Alvin Pettit


Alvin Pettit is a contemporary painter and sculptor based in New Jersey. Pettit is best known for his outdoor sculptures of prominent African-American figures, such as Harriet Tubman and Mary McLeod Bethune.

Early life

Pettit was raised in Baltimore, Maryland by a family immersed in the art world. His father and grandfather were both hobbyist painters, his great uncle taught art and his great grandmother was an expert quilt-maker.
Pettit graduated high school from the Baltimore School for the Arts in 1988 and earned is BFA from the School of Visual Arts in 1992, where he studied illustration under the cartoonist Will Eisner.
In 1994, Pettit was hired by Jeff Koons as an assistant sculptor. While working with Koons, Pettit helped fabricate some of Koons' "Balloon Dog" sculptures.

Work

Throughout his career and across media, Pettit has used art as a tool for social change.

Sculpture and public art

In 2020, Pettit created the official Jersey City Black Lives Matter asphalt mural, which included portraits of activist Angela Davis and former National Football League player Colin Kaepernick. With the help of eight other artists and volunteers, the mural took two weeks to complete and all of the materials needed for the creation of the mural were donated by the city. In 2021, he sculpted a nine-foot bronze sculpture of educator and philanthropist Mary McLeod Bethune for Jersey City.
Pettit was selected in 2024 by the Hoboken City Council to sculpt a statue of LGBTQ icon, Marsha P. Johnson at Stevens Park.
Pettit is a 2025 finalist to design a monument of civil rights activist Sadie Alexander in Philadelphia.

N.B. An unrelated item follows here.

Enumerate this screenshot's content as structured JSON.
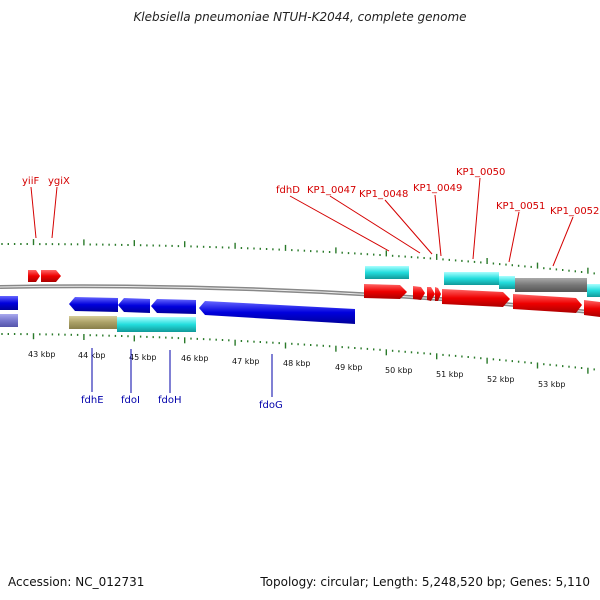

Harriet Tubman, ''A Higher Power: The Call of a Freedom Fighter''

In 2022, the City of Philadelphia invited artist Wesley Wofford to design a commemorative public statue of Harriet Tubman to stand outside of City Hall. This decision received significant backlash from the community as Wofford was awarded the commission without input from the public, and because of his positionality as a white male artist honoring a black, female historic figure. The city responded by opening up the selection process to the public and, in 2023, selected Pettit out of fifty nationally competing artists to create their official permanent monument of Tubman to stand in front of City Hall. The 14 foot bronze sculpture, scheduled to be completed in 2025, will be the first public work of art dedicated to an African-American woman in Philadelphia's public art collection. Pettit, along with the other four semi-finalists, met with the public to share his design before the community offered its input regarding the final selection to a selection committee, which included descendants of Tubman. Tubman is most often depicted leading enslaved people to freedom; however, in Pettit's version, she is shown as a Civil War soldier and leader, a role the artist says has received little attention. In his design, entitled A Higher Power: The Call of a Freedom Fighter, Pettit portrays Tubman with her hands clasped in prayer and weapons strapped on her body, referencing her role as a military commander leading 150 Black Union soldiers on the Combahee Ferry Raid in South Carolina in 1863. Tubman's pose in Pettit's design draws inspiration from Arnold Friberg's painting, The Prayer at Valley Forge, 1975, which illustrates George Washington during the American Revolutionary War praying in the woods.

Community leadership

In 2013, Pettit became the program director of the Mary McLeod Bethune Life Center in Jersey City, the largest municipally owned and operated community facility in the city. Significantly, the Bethune Center has become the most prominent venue for creative activities within the predominately African-American community in which it is situated.
Pettit currently serves on the board of the Jersey City Arts Council, the Jersey City Artist Certification Board and the Jersey City Public Art Advisory Board.

Curation

In 2017, Pettit curated an exhibition at County College of Morris Art and Design entitled Black Art Matters.